Acordei com o baque. Lembrava de cada sensação daquele sonho, levantei-me e direcionei meu corpo até a cozinha, ainda sonolento e cambaleando assustado. Lembro-me que sonhava com um garoto, de cabelos negros e lábios salientes, os olhos eram castanhos, o tom de pele alaranjado da tarde o fazia reluzir, o sol já não existia... fo***se. O sol quer nos matar, vocês sabiam disso não é? Ele não é seu amigo, se o homem não destruir o planeta antes, o nosso querido Sol irá não engolir sem dó aos gritos de misericórdia, e o que sobrará será um grande nada. Desculpe te contar isso. A mesma situação é a do homem, destruindo o planeta por mero capricho. Fo***se você também capitalismo desgraçado. Afastei as lembranças daquele embuste, claro que não iria passar o resto do meu dia romantizando aquele ato desumano, infantil, um sonho patético. Lavei o rosto, era hora de acordar e respirar um pouco de ar fresco, porém do lado de fora da casa fazia um frio de deixar as unhas roxas. Passei o café, fechei os olhos, respirando fundo e aspirando aquele cheiro, feito com o bule herdado de minha avó — a única pessoa sensata de todo o universo — me senti melhor, sentei-me a mesa, em quanto tempo esquecemos dos sonhos?

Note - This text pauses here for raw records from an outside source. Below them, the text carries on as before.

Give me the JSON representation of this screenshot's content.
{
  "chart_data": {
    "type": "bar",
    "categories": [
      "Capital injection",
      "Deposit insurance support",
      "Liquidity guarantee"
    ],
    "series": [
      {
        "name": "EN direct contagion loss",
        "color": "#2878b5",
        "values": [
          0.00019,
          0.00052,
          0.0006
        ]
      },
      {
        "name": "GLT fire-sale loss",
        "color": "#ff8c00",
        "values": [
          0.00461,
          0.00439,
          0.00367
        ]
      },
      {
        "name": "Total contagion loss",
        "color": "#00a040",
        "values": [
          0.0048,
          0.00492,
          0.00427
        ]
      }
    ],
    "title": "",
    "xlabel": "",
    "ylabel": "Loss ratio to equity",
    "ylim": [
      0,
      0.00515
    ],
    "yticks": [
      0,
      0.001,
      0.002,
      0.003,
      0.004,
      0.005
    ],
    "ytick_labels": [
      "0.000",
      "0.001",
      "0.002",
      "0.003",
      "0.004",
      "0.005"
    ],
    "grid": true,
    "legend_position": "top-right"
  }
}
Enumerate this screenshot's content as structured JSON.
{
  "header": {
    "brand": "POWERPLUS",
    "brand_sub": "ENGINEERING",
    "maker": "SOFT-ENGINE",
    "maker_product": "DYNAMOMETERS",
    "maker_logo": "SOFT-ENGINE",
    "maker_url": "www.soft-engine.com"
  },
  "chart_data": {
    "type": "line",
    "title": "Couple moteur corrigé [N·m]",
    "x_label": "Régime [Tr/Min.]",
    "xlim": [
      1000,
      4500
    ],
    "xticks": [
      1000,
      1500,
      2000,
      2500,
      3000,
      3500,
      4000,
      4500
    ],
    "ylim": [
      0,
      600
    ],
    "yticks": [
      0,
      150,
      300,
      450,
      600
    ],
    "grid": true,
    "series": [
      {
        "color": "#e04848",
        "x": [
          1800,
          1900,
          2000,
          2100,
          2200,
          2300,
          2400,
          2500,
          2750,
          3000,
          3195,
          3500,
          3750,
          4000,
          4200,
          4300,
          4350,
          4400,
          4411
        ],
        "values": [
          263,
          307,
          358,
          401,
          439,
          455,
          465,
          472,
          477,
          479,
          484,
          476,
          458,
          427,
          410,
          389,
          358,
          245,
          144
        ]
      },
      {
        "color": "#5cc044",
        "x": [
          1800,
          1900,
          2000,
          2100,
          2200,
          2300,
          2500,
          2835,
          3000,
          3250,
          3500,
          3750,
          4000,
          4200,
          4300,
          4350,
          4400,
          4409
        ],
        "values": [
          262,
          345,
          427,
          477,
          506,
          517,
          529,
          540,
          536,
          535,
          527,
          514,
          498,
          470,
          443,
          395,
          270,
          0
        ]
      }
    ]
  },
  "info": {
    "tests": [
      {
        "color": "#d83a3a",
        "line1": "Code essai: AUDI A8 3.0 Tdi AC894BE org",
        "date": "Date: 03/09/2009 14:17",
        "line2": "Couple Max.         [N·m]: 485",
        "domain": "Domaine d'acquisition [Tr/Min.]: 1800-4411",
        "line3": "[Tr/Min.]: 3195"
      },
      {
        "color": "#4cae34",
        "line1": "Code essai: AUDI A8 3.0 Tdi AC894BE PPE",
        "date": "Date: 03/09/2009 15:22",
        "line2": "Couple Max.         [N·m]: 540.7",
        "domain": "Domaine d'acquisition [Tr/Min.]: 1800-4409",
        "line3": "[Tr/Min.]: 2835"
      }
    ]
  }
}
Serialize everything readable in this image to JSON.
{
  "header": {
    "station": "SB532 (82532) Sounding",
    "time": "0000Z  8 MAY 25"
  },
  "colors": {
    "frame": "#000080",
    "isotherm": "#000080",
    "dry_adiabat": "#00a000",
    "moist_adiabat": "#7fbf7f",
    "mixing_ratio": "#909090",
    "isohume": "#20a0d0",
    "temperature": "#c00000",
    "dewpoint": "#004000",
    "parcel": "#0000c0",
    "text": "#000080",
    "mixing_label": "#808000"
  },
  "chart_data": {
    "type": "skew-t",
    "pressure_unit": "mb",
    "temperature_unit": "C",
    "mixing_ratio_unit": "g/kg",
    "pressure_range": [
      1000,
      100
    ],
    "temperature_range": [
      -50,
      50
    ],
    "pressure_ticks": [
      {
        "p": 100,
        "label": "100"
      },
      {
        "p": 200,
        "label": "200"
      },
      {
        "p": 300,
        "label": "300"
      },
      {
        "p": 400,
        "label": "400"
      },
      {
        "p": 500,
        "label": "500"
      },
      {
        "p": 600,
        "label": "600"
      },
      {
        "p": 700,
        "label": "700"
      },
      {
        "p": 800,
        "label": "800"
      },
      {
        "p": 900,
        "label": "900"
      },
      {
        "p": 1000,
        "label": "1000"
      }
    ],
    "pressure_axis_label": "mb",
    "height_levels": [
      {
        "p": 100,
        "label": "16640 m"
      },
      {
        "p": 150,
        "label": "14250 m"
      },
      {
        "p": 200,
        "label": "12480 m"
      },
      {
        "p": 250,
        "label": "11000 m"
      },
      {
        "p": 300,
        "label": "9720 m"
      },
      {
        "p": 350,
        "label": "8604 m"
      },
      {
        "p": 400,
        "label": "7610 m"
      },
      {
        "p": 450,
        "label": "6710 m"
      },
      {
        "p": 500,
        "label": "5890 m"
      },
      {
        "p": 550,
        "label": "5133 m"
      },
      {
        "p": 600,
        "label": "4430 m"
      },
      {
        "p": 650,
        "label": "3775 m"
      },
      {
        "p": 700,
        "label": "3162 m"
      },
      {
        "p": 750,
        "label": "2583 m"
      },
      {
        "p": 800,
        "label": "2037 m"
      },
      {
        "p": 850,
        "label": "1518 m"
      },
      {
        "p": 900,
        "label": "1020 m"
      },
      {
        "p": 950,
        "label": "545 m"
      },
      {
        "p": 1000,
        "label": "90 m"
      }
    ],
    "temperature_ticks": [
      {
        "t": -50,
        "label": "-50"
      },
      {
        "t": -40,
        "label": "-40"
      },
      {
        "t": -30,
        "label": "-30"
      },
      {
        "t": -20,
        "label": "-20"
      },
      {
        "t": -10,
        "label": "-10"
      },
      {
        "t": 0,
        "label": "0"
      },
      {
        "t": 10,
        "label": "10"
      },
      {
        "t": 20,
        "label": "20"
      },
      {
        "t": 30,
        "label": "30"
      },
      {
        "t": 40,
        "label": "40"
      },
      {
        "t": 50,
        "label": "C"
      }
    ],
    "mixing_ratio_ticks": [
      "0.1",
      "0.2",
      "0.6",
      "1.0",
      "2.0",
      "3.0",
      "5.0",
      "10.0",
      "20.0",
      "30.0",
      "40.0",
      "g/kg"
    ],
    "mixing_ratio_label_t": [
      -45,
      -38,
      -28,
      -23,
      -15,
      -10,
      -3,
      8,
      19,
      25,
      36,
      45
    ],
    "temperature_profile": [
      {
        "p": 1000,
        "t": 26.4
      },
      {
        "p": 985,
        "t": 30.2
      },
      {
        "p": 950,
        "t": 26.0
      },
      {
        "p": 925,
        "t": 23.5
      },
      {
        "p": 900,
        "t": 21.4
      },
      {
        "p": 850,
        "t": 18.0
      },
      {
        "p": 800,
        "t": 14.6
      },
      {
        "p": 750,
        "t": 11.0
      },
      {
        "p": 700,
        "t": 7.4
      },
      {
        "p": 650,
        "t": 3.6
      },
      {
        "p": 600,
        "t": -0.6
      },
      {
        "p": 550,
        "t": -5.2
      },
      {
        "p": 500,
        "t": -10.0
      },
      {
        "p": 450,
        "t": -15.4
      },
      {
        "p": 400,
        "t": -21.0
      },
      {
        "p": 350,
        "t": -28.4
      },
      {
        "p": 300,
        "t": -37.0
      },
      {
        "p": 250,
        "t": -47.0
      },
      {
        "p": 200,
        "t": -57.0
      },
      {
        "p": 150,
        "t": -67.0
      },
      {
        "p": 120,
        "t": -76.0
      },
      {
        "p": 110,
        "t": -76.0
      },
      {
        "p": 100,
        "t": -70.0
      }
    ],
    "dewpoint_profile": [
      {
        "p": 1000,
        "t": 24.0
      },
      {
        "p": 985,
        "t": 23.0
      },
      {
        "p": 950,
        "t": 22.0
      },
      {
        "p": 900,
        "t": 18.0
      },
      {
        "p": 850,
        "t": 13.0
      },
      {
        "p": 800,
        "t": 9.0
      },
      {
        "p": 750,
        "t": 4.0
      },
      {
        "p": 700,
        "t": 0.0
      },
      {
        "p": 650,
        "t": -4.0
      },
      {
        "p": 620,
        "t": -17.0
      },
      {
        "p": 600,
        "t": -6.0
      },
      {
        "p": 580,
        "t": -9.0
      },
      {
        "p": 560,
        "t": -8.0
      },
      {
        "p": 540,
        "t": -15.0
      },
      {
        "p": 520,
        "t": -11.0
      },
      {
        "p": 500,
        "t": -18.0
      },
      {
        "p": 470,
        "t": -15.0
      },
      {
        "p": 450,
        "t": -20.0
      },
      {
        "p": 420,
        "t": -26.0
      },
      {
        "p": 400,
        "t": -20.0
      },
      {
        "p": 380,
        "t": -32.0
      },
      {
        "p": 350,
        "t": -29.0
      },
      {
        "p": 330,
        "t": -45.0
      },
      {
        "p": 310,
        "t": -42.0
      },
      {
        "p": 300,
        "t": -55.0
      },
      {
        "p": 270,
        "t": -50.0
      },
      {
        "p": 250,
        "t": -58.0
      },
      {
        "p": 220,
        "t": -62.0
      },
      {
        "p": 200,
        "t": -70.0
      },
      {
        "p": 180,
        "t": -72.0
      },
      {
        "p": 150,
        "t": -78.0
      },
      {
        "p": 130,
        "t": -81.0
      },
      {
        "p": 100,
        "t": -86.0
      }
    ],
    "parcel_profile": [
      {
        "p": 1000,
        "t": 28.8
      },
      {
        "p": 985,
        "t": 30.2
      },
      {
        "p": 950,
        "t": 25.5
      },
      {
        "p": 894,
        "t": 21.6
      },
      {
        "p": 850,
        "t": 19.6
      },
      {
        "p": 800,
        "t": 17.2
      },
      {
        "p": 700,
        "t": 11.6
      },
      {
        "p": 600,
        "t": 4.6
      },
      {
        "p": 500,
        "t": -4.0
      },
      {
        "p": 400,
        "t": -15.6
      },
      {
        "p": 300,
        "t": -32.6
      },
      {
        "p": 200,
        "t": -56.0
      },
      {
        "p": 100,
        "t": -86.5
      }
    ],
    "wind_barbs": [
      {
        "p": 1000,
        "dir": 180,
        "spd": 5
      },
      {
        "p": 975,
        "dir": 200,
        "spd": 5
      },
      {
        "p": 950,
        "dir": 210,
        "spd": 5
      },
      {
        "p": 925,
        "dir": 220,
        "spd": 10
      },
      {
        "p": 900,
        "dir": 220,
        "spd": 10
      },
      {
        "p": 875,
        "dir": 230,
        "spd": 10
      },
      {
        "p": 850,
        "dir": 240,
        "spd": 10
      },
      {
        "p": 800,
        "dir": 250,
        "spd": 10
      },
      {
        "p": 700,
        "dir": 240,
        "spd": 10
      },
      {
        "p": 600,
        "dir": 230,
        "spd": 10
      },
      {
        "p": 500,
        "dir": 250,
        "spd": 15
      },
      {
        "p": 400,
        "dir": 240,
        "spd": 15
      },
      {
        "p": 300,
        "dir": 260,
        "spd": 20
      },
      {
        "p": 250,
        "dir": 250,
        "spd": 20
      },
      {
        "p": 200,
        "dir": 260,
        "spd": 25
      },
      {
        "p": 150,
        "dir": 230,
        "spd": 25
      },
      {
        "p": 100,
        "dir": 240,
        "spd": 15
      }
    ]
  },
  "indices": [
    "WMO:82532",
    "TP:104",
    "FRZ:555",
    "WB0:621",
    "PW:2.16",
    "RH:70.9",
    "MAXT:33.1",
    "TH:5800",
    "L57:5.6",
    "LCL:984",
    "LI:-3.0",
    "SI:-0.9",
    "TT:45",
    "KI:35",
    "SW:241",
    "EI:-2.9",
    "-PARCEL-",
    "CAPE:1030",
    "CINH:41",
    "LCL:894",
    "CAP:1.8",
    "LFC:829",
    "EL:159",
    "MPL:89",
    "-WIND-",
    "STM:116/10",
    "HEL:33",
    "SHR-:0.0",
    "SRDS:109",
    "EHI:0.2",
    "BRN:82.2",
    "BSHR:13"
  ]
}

Não lembro de mais nada a essa altura. O braço com o relógio de pulso na mesa, a caneca de vidro simulando cristal da minha mãe, e eu, claro, refletindo sobre o que havia escrito um dia antes, sobre alguém, irei é óbvio, lhes poupar daquele melodrama. Voltei ao quarto, o relógio marcava 5:49, lancei meu corpo quente sobre a cama fria, choque.